Rick was always doing this, using “feedback” as a cover for what were clearly his own opinions. Had anyone even said anything? Emmett bristled, knowing they likely had.
“Maybe you didn’t realize, but that stool’s for Josie to use while her foot heals.”
“Josie finished at three.”
“Right, of course. I wasn’t suggesting…” Rick rephrased: “It’s just that I think a couple people were a little… I mean, everyone would love to sit back and relax, wouldn’t they?”
“I wasn’t relaxing. I was working.”
“But working hard or…?”
The blood rushed to Emmett’s cheeks, his outrage squishy and tender.
“Look,” Rick said with a magnanimous smile, “if you say you were working, I believe it. I just wanted you to know how this kind of thing might look. No one wants to see a teammate sitting down on the job. Literally!” He barked out a laugh.
“Was there anything else?”
“No, no.”
Emmett rose, feeling his crack inching above his sagging belt. He resisted the urge to hike up his pants; in front of Rick, it would feel like defeat.
He opened the door.
“Actually, there was one other thing now I think about it. Someone made a comment—and I know the AC wasn’t working up front and it can get kind of sweaty.”
Emmett’s stomach dropped.

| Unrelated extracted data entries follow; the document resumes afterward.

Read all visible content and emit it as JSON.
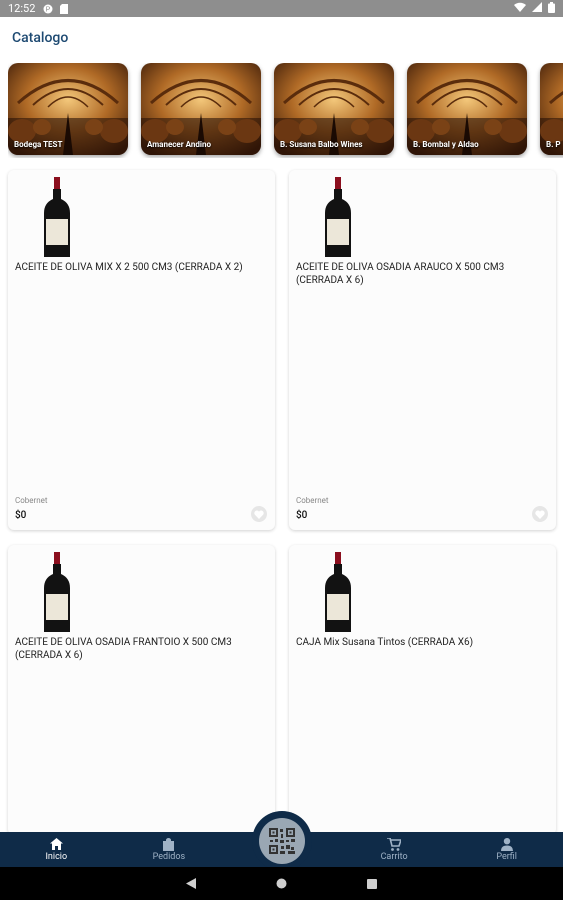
{
  "status_bar": {
    "time": "12:52"
  },
  "header": {
    "title": "Catalogo"
  },
  "categories": [
    {
      "label": "Bodega TEST"
    },
    {
      "label": "Amanecer Andino"
    },
    {
      "label": "B. Susana Balbo Wines"
    },
    {
      "label": "B. Bombal y Aldao"
    },
    {
      "label": "B. P"
    }
  ],
  "products": [
    {
      "name": "ACEITE DE OLIVA MIX X 2 500 CM3 (CERRADA X 2)",
      "varietal": "Cobernet",
      "price": "$0"
    },
    {
      "name": "ACEITE DE OLIVA OSADIA ARAUCO X 500 CM3 (CERRADA X 6)",
      "varietal": "Cobernet",
      "price": "$0"
    },
    {
      "name": "ACEITE DE OLIVA OSADIA FRANTOIO X 500 CM3 (CERRADA X 6)",
      "varietal": "",
      "price": ""
    },
    {
      "name": "CAJA Mix Susana Tintos (CERRADA X6)",
      "varietal": "",
      "price": ""
    }
  ],
  "bottom_nav": {
    "items": [
      {
        "label": "Inicio",
        "icon": "home-icon",
        "active": true
      },
      {
        "label": "Pedidos",
        "icon": "bag-icon",
        "active": false
      },
      {
        "label": "Carrito",
        "icon": "cart-icon",
        "active": false
      },
      {
        "label": "Perfil",
        "icon": "person-icon",
        "active": false
      }
    ],
    "fab_icon": "qr-code-icon"
  },
  "colors": {
    "nav_bg": "#0f2b48",
    "title": "#1e4a72",
    "status_bar": "#8e8e8e"
  }
}
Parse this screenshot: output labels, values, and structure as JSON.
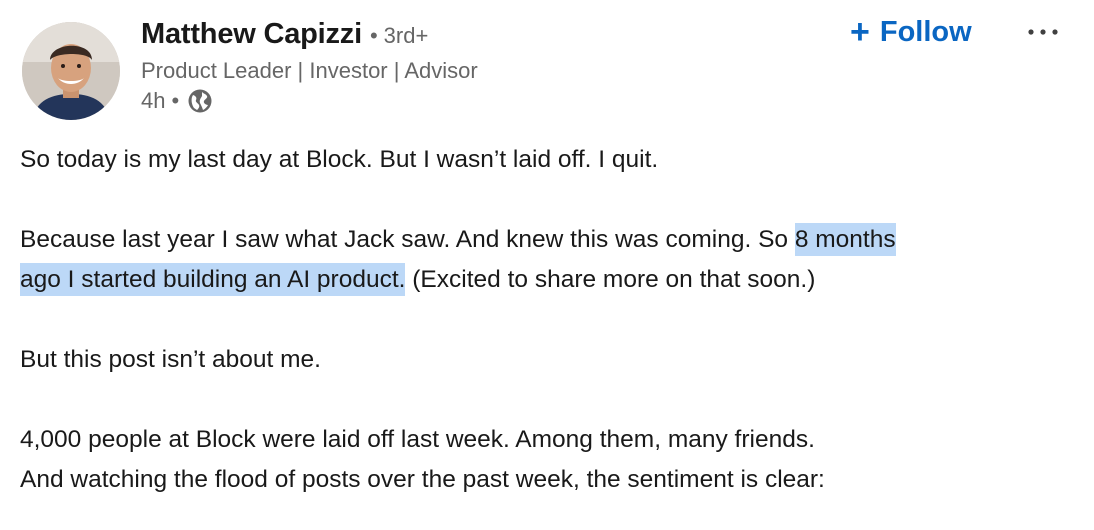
{
  "author": {
    "name": "Matthew Capizzi",
    "separator": "•",
    "degree": "3rd+",
    "headline": "Product Leader | Investor | Advisor",
    "time_ago": "4h",
    "visibility_icon": "globe-icon"
  },
  "actions": {
    "follow_label": "Follow",
    "follow_icon": "plus-icon",
    "follow_plus": "+",
    "more_icon": "ellipsis-icon"
  },
  "post": {
    "line1": "So today is my last day at Block. But I wasn’t laid off. I quit.",
    "line2_pre": "Because last year I saw what Jack saw.  And knew this was coming. So ",
    "line2_highlight_a": "8 months",
    "line3_highlight_b": "ago I started building an AI product.",
    "line3_post": " (Excited to share more on that soon.)",
    "line4": "But this post isn’t about me.",
    "line5": "4,000 people at Block were laid off last week. Among them, many friends.",
    "line6": "And watching the flood of posts over the past week, the sentiment is clear:"
  },
  "colors": {
    "link_blue": "#0a66c2",
    "highlight": "#bcd8f7",
    "text": "#191919",
    "muted": "#666666"
  }
}
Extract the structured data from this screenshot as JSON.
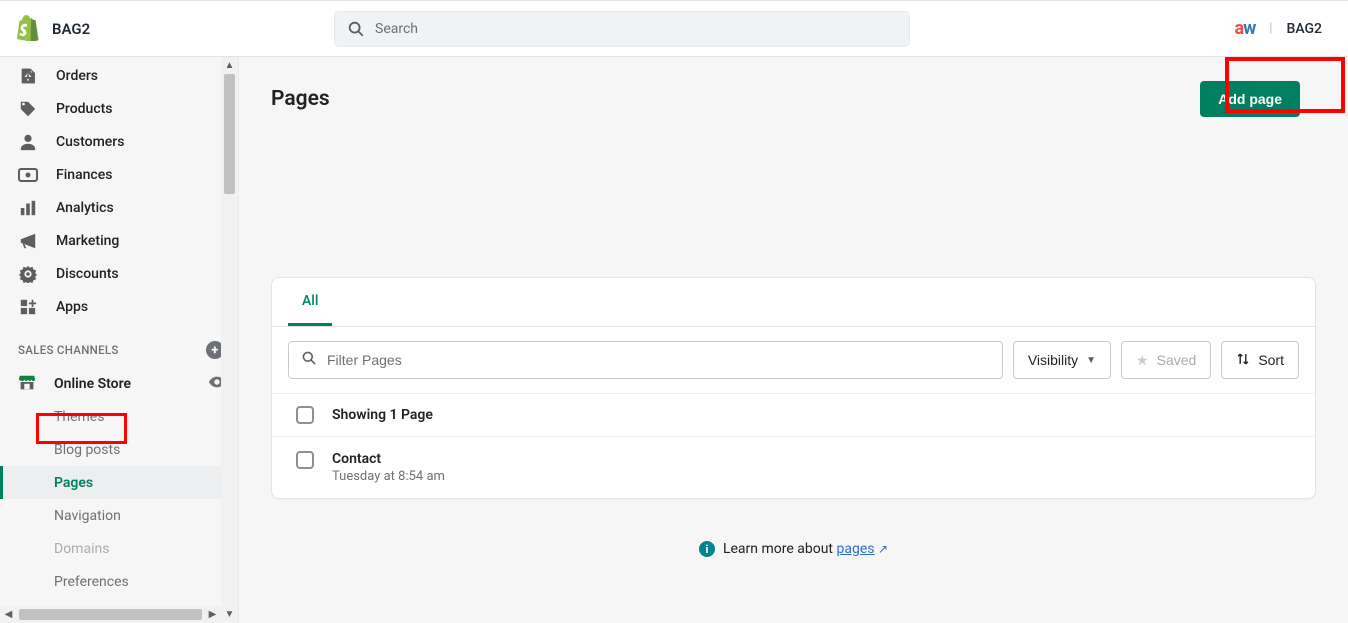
{
  "header": {
    "store_name": "BAG2",
    "search_placeholder": "Search",
    "user_brand_a": "a",
    "user_brand_w": "w",
    "user_label": "BAG2"
  },
  "sidebar": {
    "nav": [
      {
        "name": "orders",
        "label": "Orders"
      },
      {
        "name": "products",
        "label": "Products"
      },
      {
        "name": "customers",
        "label": "Customers"
      },
      {
        "name": "finances",
        "label": "Finances"
      },
      {
        "name": "analytics",
        "label": "Analytics"
      },
      {
        "name": "marketing",
        "label": "Marketing"
      },
      {
        "name": "discounts",
        "label": "Discounts"
      },
      {
        "name": "apps",
        "label": "Apps"
      }
    ],
    "channels_heading": "Sales channels",
    "online_store_label": "Online Store",
    "sub": [
      {
        "name": "themes",
        "label": "Themes"
      },
      {
        "name": "blog-posts",
        "label": "Blog posts"
      },
      {
        "name": "pages",
        "label": "Pages",
        "active": true
      },
      {
        "name": "navigation",
        "label": "Navigation"
      },
      {
        "name": "domains",
        "label": "Domains",
        "disabled": true
      },
      {
        "name": "preferences",
        "label": "Preferences"
      }
    ]
  },
  "main": {
    "title": "Pages",
    "add_button": "Add page",
    "tab_all": "All",
    "filter_placeholder": "Filter Pages",
    "visibility_label": "Visibility",
    "saved_label": "Saved",
    "sort_label": "Sort",
    "showing_text": "Showing 1 Page",
    "rows": [
      {
        "title": "Contact",
        "subtitle": "Tuesday at 8:54 am"
      }
    ],
    "learn_prefix": "Learn more about ",
    "learn_link": "pages"
  }
}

Please don’t say it.
“Just maybe think about putting on an extra lick of deodorant in the morning, huh, buddy?”
A pair of teenage associates stopped in the hall as they were passing, their eyes flicking over Emmett’s body.
Spluttering into their hands, they hurried on.
Emmett felt the prickle return, this time hot behind his eyes.
Emmett had his phone out as he got into his car and started the ignition. The AC was broken here too—he couldn’t afford to get it fixed now that his rent had gone up—so he rolled down the windows to get a breeze through while he sat flipping through his stories. Not idly this time, but with intention. Where is it?
He fretted that it had gone, that he’d missed his chance.
A knot of tension loosened in his chest as he found it. Or rather, it found him.
The model gazed up at him with two pairs of eyes, one sad, the other sparkling out rays of inner joy. As his thumb hovered over the words learn more, Emmett wrestled with his better judgment.
He wasn’t dumb enough to be fooled by this. She was obviously Photoshopped, barely even real. This “groundbreaking” weight loss treatment probably wasn’t real either.
But the sick feeling tugging down on his heart, that was real.
The never-ending humiliation and degradation, that was real.
The feeling of being trapped inside his own body, inside his own life: that was as real as it fucking came.
Other than the obvious, what did he have to lose?